Key points:
- A new study is the first to show that extrapolating information to humans based on animal measurements generates incorrect predictions.
- In tests, researchers discovered that human muscle fiber-specific tension is 24% smaller than thought, as determined from small mammals.
- Moving forward, the study author says researchers shouldn’t conduct mouse muscle studies, and then simply multiply by body size to predict human properties.
When measuring cardiac output and blood pressure, small animal models are incredibly useful, with the information and data scaling well to humans. However, the same can not be said when it comes to muscle performance and rehabilitation.
Now, for the first time, researchers have directly measured human muscle contractile properties, and shown that extrapolating such information to humans based on animal measurements generates incorrect predictions.
For the study, published in the Journal of Physiology, researchers leveraged a unique surgical technique in which a human patient’s gracilis muscle (large thigh muscle) was transplanted into the arm to restore elbow flexion after an injury. In the process, the team was able to measure muscle properties and test architectural and scaling predictions directly—a rare opportunity because taking such measurements is invasive and only done unless surgically necessary. They found that the gracilis muscle actually functions as if it has relatively short fibers acting in parallel—not with long fibers, as previously thought based on traditional animal anatomical models.
Specifically, the team discovered that human muscle fiber-specific tension is 24% smaller than the gold standard that has been used traditionally, as determined from small mammals. Additionally, they determined that the average gracilis optimal fiber length is about half of what had been understood to be the case based on detailed anatomical studies of muscles from cadavers.

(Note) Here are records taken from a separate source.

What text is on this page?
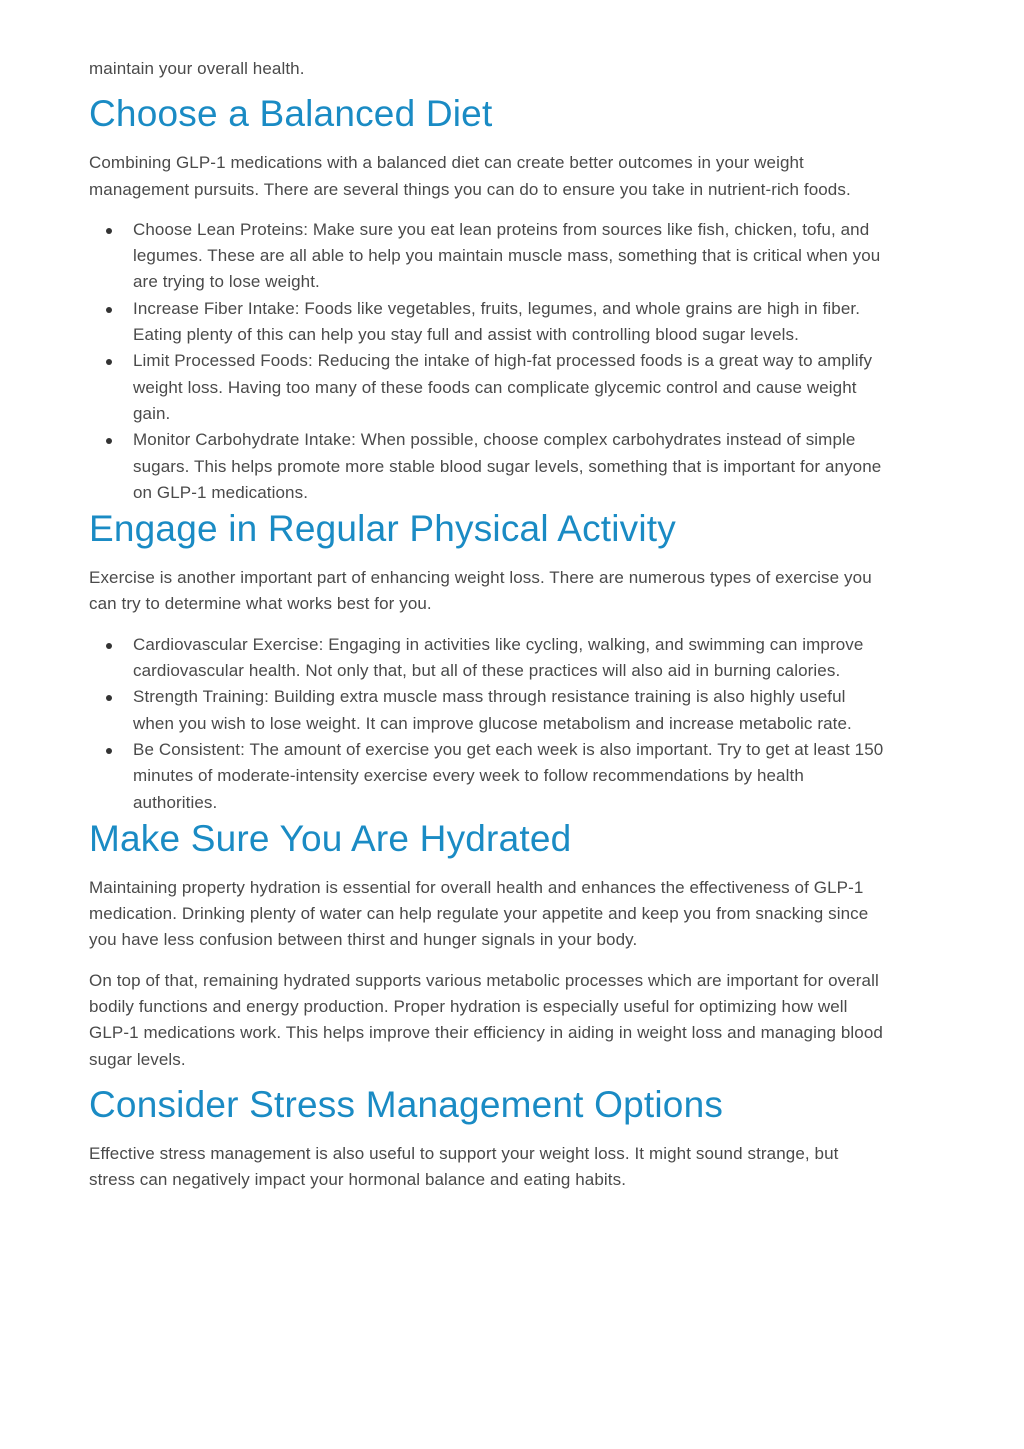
maintain your overall health.

Choose a Balanced Diet

Combining GLP-1 medications with a balanced diet can create better outcomes in your weight management pursuits. There are several things you can do to ensure you take in nutrient-rich foods.

Choose Lean Proteins: Make sure you eat lean proteins from sources like fish, chicken, tofu, and legumes. These are all able to help you maintain muscle mass, something that is critical when you are trying to lose weight.
Increase Fiber Intake: Foods like vegetables, fruits, legumes, and whole grains are high in fiber. Eating plenty of this can help you stay full and assist with controlling blood sugar levels.
Limit Processed Foods: Reducing the intake of high-fat processed foods is a great way to amplify weight loss. Having too many of these foods can complicate glycemic control and cause weight gain.
Monitor Carbohydrate Intake: When possible, choose complex carbohydrates instead of simple sugars. This helps promote more stable blood sugar levels, something that is important for anyone on GLP-1 medications.
Engage in Regular Physical Activity

Exercise is another important part of enhancing weight loss. There are numerous types of exercise you can try to determine what works best for you.

Cardiovascular Exercise: Engaging in activities like cycling, walking, and swimming can improve cardiovascular health. Not only that, but all of these practices will also aid in burning calories.
Strength Training: Building extra muscle mass through resistance training is also highly useful when you wish to lose weight. It can improve glucose metabolism and increase metabolic rate.
Be Consistent: The amount of exercise you get each week is also important. Try to get at least 150 minutes of moderate-intensity exercise every week to follow recommendations by health authorities.
Make Sure You Are Hydrated

Maintaining property hydration is essential for overall health and enhances the effectiveness of GLP-1 medication. Drinking plenty of water can help regulate your appetite and keep you from snacking since you have less confusion between thirst and hunger signals in your body.

On top of that, remaining hydrated supports various metabolic processes which are important for overall bodily functions and energy production. Proper hydration is especially useful for optimizing how well GLP-1 medications work. This helps improve their efficiency in aiding in weight loss and managing blood sugar levels.

Consider Stress Management Options

Effective stress management is also useful to support your weight loss. It might sound strange, but stress can negatively impact your hormonal balance and eating habits.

Since the measurements for the gracilis muscle weren’t accurately predicted, the researchers believe it’s likely measurements for all muscle systems are incorrect.
“Discovering that our anatomical predictions for human muscle are wrong is big news for human science,” said Richard Lieber, senior study author and chief scientific officer at Shirley Ryan AbilityLab. “It is critical that we, as scientists, continually test our assumptions. Now, this knowledge sets us on the path to better understand the performance, adaptation and rehabilitation potential of muscle.”